Trente ans après L’odeur de la papaye verte, le réalisateur Tran Anh Hung nous invite à passer à nouveau à table avec La passion de Dodin Bouffant, en salle le 10 novembre.
En quelles circonstances avez-vous découvert le roman de Marcel Rouff, “La vie et la passion de Dodin-Bouffant, gourmet”? Il ne s’agit pas d’un livre très connu.
J'étais à la recherche d’un sujet sur la nourriture. Au fil de mes lectures, je suis tombé par hasard sur le livre de Marcel Rouff, et contrairement à d’autres projets, celui-là a été accepté par un producteur. C’est un roman un peu démodé, l’histoire n’est pas très intéressante; j’ai donc gardé les pages magnifiques sur la description de la nourriture, et surtout comment les personnages en parlent. En fait, j’ai raconté l’histoire qui précède le roman, qui débute avec la mort d’Eugénie, la fidèle cuisinière de Dodin. Ce qui m’a permis d’explorer la relation amoureuse entre deux personnes qui ont longtemps vécu ensemble, qui partageaient une même passion. Ce qui m’intéressait également en tant que réalisateur, c’était de tourner un film sur un art, et j’ai choisi l’art culinaire, qui sollicite des sens peu habituels, le goût, l’odorat, la vue, le toucher.
La première partie de votre film déploie un plan séquence très élaboré, véritable chorégraphie culinaire décrivant la préparation d’un repas de plusieurs services. Un exploit technique et artistique qui fait beaucoup penser au célèbre Rope, d’Alfred Hitchcock. Contrairement à ce dernier, avez-vous pensé à tourner un “making of” de votre film?
Non, ça n’a pas été fait. Il y avait en effet plusieurs prouesses compliquées à exécuter hors champ, dans la continuité de l’action. Par exemple, les fours des deux cuisinières ne marchaient pas. On voit pourtant des plats fumants en sortir. Il fallait donc recourir à un four portatif, qui chauffait les plats, juste au moment où le personnage passait pour le prendre. Mais vous avez raison, c’est dommage qu’il n’y ait pas de “making of”, tout ça c’est quand même assez fascinant.
C’était votre idée de réunir à l’écran Juliette Binoche et Benoît Magimel, qui ont jadis été un couple dans la vie?
Oui, dès le départ. C’est ce que je voulais.
Pour que l’on sente une complicité, un sentiment d’intimité entre eux?
Non, ça j’ai voulu l’éviter, j’avais peur de ça. Ça ne m’intéresse pas de fouiller dans la réalité des acteurs.
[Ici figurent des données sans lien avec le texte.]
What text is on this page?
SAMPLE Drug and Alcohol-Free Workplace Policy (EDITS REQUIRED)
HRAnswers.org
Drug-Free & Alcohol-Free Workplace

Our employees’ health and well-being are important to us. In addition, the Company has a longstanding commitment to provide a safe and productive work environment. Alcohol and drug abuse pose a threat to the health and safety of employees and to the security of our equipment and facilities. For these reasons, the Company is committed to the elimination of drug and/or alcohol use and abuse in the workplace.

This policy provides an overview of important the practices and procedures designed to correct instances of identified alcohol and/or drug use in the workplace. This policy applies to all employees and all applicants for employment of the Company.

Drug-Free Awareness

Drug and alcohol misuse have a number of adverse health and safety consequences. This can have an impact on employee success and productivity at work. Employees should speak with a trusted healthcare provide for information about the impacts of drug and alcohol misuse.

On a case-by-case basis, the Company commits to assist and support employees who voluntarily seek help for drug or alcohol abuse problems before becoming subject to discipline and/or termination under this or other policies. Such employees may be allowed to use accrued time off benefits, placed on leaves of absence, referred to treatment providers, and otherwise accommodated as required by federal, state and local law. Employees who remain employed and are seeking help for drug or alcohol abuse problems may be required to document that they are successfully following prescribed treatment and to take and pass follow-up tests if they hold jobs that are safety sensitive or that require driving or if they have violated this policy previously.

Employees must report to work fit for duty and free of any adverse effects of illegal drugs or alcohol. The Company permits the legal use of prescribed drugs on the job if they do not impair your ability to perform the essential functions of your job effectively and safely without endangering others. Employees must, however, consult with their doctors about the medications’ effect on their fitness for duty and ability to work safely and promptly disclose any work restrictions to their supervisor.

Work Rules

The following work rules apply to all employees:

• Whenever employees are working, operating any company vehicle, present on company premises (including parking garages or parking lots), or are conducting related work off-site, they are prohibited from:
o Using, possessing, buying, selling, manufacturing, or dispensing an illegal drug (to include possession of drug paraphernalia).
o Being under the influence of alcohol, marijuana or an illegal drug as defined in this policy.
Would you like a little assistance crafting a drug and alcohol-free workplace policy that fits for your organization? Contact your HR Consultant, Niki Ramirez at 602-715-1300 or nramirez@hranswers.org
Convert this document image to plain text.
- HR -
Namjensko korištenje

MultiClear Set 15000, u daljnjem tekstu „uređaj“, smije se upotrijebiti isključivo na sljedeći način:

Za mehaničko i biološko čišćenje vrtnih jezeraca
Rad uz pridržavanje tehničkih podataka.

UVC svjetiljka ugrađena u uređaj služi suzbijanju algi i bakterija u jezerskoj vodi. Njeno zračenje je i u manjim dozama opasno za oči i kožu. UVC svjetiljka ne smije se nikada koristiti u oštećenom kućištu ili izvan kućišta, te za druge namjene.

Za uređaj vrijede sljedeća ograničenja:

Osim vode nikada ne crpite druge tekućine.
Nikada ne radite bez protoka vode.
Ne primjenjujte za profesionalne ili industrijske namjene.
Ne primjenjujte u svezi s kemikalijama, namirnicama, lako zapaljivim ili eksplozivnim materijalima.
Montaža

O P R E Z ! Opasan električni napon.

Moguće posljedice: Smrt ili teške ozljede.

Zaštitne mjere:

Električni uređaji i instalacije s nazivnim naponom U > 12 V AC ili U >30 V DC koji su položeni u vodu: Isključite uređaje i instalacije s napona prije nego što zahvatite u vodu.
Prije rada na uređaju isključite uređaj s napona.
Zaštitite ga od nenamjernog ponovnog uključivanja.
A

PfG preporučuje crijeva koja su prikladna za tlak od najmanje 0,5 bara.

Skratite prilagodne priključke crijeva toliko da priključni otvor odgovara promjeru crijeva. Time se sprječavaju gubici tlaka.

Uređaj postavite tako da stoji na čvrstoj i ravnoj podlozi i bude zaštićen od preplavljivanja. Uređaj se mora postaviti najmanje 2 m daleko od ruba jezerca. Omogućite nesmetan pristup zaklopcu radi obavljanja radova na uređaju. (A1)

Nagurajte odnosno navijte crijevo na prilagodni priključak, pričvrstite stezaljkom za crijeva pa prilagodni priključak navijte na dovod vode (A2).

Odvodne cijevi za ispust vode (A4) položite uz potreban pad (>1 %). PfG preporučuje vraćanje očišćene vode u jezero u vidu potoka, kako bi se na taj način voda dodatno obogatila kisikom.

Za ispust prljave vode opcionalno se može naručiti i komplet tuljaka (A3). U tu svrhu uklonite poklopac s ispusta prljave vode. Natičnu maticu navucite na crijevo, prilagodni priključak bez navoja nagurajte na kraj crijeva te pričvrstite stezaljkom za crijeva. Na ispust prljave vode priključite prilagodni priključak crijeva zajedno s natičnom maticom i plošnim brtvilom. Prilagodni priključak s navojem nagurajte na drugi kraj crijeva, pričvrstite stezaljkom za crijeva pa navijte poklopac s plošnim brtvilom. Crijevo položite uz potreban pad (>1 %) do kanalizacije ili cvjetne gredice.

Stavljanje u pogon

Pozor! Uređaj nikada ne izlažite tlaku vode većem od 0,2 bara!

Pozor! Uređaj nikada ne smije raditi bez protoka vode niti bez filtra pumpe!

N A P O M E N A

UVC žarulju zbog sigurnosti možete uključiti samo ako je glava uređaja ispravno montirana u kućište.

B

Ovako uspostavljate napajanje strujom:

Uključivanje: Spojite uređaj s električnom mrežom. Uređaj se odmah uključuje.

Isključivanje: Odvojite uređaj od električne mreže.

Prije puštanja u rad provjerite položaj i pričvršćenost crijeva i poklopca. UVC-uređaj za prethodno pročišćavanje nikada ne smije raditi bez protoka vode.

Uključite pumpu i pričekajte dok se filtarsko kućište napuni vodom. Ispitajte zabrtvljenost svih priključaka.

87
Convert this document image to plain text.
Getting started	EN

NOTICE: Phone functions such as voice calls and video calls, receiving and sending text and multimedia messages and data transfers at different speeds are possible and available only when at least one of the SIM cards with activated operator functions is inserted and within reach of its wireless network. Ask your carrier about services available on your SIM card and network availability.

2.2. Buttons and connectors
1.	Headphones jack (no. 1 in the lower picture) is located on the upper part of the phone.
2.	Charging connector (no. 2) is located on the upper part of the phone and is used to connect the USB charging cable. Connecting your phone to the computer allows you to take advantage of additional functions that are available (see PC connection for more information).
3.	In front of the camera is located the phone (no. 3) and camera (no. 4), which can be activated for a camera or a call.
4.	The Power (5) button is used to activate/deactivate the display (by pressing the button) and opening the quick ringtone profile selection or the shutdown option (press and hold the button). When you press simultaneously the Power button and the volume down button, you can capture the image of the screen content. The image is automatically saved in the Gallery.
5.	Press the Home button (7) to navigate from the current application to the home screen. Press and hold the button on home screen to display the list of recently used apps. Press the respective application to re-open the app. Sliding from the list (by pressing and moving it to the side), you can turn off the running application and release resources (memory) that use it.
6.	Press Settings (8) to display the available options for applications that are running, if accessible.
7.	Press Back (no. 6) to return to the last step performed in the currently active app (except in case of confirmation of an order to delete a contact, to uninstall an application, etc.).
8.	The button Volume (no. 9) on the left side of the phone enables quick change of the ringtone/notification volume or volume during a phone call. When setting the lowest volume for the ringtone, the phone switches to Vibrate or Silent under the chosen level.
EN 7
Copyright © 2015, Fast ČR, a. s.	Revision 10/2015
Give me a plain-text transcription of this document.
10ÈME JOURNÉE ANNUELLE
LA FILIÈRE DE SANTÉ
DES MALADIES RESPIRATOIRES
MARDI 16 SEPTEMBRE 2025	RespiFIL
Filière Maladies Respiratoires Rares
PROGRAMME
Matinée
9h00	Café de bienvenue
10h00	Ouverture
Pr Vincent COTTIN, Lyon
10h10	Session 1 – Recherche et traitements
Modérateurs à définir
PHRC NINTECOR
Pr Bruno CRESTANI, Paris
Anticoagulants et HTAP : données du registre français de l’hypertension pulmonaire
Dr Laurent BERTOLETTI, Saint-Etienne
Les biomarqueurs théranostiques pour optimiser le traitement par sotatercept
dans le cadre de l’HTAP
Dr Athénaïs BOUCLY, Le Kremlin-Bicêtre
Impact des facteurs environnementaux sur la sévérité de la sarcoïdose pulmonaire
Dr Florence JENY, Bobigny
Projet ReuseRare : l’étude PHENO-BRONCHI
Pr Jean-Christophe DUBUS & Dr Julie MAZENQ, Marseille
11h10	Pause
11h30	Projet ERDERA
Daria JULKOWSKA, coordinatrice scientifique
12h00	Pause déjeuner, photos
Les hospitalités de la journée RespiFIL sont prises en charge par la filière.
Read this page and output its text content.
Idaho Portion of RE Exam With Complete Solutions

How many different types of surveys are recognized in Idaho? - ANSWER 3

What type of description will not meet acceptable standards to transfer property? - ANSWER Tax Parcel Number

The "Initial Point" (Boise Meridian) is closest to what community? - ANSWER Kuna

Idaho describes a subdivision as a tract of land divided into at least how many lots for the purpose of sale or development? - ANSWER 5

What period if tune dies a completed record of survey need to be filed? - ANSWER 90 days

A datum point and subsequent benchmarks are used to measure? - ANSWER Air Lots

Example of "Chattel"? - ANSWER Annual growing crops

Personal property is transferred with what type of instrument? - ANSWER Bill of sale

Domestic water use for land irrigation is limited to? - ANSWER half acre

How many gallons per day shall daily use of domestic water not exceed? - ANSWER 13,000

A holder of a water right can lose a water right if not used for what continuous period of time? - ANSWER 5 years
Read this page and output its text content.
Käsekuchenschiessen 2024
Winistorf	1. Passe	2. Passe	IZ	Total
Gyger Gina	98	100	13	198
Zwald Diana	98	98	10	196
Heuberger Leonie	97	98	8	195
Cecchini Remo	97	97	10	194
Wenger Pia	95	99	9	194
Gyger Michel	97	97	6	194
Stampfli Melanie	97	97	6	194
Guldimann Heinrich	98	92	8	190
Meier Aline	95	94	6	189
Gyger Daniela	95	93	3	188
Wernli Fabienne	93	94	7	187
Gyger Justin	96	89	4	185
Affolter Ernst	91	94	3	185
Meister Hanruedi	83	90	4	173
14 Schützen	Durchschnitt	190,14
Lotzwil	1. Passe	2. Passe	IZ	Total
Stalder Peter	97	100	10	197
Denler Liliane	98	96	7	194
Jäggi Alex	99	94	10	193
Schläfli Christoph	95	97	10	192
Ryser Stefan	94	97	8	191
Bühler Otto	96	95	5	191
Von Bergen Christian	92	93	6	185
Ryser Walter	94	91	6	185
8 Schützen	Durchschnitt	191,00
Je suis plutôt un cinéaste qui cherche l’expressivité, que l’émotion et le réalisme proviennent du jeu des acteurs. La dernière fois que Benoît et Juliette ont tourné ensemble, c’est il y a 20 ans, et depuis, ils ne se parlaient plus. Par exemple, quand je disais “coupez”, après une scène très intime, chacun repartait de son côté. C’est grâce à leur grand talent que l’on croit à leur intimité et leur amour. Cela dit, ils ont pris plaisir à tourner ensemble. Juliette m’a remercié d’avoir mis des mots d’amour si beaux dans sa bouche et celle de Benoît, qui leur permettent de continuer à exister, à un certain niveau. Elle est contente que le film existe. Et à la fin, Benoît m’a dit: “Je me trouve beau, je te remercie, ça faisait longtemps”. (rires)
La passion de Dodin Bouffant représente la France dans la course à l’Oscar du meilleur film international. Compte tenu du grand intérêt de la critique anglo-saxonne pour les sujets de votre film, la gastronomie française et le sentiment amoureux, croyez-vous en vos chances de remporter la convoitée statuette?
Oui, absolument, je veux faire campagne, consacrer toute mon énergie, pour que le film aille le plus loin possible. Je suis très honoré de représenter la France aux Oscars. Mais je ne crois pas que la gastronomie française ait besoin d’une carte de visite. D’ailleurs, je ne voulais pas à tout prix qu’il soit question de cuisine française, c’est plus par hasard que c’est arrivé, je m’intéressais au départ à l’art gastronomique dans tous les pays.
Entrevue réalisée dans le cadre du Festival du nouveau cinéma, en octobre 2023.